Uccidendomi voi mi farete vivere, perché per me morire è vivere e vivere è morire (al Hallaj)
L'AMOR CORTESE NEL MEDIOEVO NEL COMMENTO DI BERTRAND RUSSELL
Tratto da
Non sarebbe esatto dire che, prima del Medioevo, l'amore romantico era sconosciuto; ma soltanto nel Medioevo divenne una forma di passione generalmente accettata. L'amore romantico, nella sua essenza, considera molto difficile la conquista dell'oggetto amato, a cui attribuisce un immenso valore. Fa tuttavia sforzi grandissimi, di vario genere, per vincere il cuore dell'amata, con la poesia, il canto, i tornei o qualunque altro mezzo possa essere gradito alla donna.
La fede nell'immenso valore della donna è un effetto psicologico prodotto dalla difficoltà nel conquistarla: e credo possa ritenersi senz'altro che quando un uomo non trova difficoltà nella conquista di una donna, i suoi sentimenti verso di lei non prendono la forma dell'amore romantico.
L'amore romantico, come appare nel Medioevo, dapprima non fu rivolto verso le donne con le quali l'innamorato avrebbe potuto avere rapporti sessuali, legittimi o no: era rivolto a donne della più alta rispettabilità, separate dai loro romantici amanti dalle insuperabili barriere della moralità e della convenzione. Così la chiesa aveva assolto in pieno il suo compito di portare gli uomini a considerare il sesso essenzialmente impuro, tanto da rendere plausibili sentimenti poetici soltanto verso donne irraggiungibili. Quindi l'amore, per essere nobile, doveva essere platonico.

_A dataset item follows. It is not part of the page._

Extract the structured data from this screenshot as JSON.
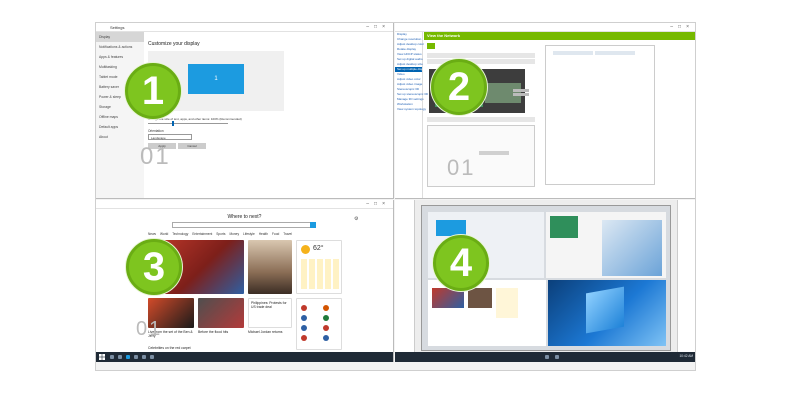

Per noi moderni è assai difficile comprendere la psicologia dei poeti-amanti del Medioevo. Essi professavano un'ardente devozione priva di desiderio, e ciò sembra a noi moderni così strano da farci considerare quell'amore non più di una pura convenzione letteraria. Senza dubbio qualche volta era così, e certamente la sua espressione letteraria era dominata da alcune convenzioni. Ma l'amore di Dante per Beatrice, così come è cantato nella "Vita Nova", non è soltanto convenzionale;
al contrario, lo direi pervaso da una commozione più appassionata di quella espressa in molta poesia moderna. I più nobili spiriti del Medioevo ritenevano la loro vita terrena un male: gli istinti umani erano per essi il risultato della corruzione e del peccato originale; odiavano il corpo e i sensi; unica gioia pura era per loro l'estatica contemplazione di un qualche cosa che sembrava libero da ogni impurità sessuale. Nella sfera amorosa, tale modo di pensare doveva produrre per forza l'atteggiamento mentale che troviamo in Dante.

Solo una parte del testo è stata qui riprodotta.